= Secret Societies (Nephilim) =

Role-playing game supplement

Secret Societies is a 1995 role-playing game supplement for Nephilim published by Chaosium.

==Contents==
Secret Societies is a supplement which details the secret societies which align against the Nephilim as they quest for spiritual transcendence. It is about the hidden world of the occult and the shadow war that humans fight against it.

The book details some of the major secret societies that oppose the Nephilim, as well as some new groups.

==Publication history==
The book was written by Kenneth Hite.

==Reception==
Andrew Rilstone reviewed Secret Societies for Arcane magazine, rating it a 5 out of 10 overall. Rilstone comments that "I get the feeling that this book is aimed at people who are interested in the world of Nephilim for its own sake, irrespective of whether they are actually going to play it. if you're one of them, then you'll probably find it indispensable."

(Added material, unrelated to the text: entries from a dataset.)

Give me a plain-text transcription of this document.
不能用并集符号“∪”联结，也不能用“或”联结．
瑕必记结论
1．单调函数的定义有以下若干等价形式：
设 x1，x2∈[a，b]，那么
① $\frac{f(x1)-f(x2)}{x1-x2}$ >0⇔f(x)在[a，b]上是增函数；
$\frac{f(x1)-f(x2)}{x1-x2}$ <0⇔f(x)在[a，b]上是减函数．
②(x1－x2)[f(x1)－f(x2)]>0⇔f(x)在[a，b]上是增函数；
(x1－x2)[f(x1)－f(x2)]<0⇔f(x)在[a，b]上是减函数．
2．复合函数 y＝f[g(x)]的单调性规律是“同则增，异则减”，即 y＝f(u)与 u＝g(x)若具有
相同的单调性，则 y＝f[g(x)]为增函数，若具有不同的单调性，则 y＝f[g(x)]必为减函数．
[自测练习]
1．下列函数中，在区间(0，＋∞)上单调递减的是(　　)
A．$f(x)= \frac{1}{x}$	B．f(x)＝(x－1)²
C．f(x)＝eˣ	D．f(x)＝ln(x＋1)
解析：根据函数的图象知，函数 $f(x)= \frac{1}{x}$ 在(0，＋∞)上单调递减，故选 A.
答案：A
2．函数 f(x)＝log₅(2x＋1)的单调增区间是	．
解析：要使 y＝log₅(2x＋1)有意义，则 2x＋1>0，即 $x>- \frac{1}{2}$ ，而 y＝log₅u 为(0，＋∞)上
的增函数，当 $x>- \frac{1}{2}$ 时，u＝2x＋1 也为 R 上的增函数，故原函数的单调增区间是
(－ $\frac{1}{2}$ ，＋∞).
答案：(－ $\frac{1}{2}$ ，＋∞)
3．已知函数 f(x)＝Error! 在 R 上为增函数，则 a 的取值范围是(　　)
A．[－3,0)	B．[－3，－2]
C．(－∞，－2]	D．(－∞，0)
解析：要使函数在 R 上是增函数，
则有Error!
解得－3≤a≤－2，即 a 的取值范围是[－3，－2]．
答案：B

Pyramid magazine reviewed Secret Societies and stated that "Most Nephilim have lived out several lifetimes, and have gained experiences unique to many different time periods, providing one of the most unique, and coolest, facets of a Nephilim character. Chronicle of the Awakenings, a previous Nephilim product, detailed many of the eras important to the struggle between mankind and the secret beings who live alongside them. The newest Nephilim book, Secret Societies, deals primarily with the hidden underworld of the occult and the human societies who are committed to fighting this shadow war."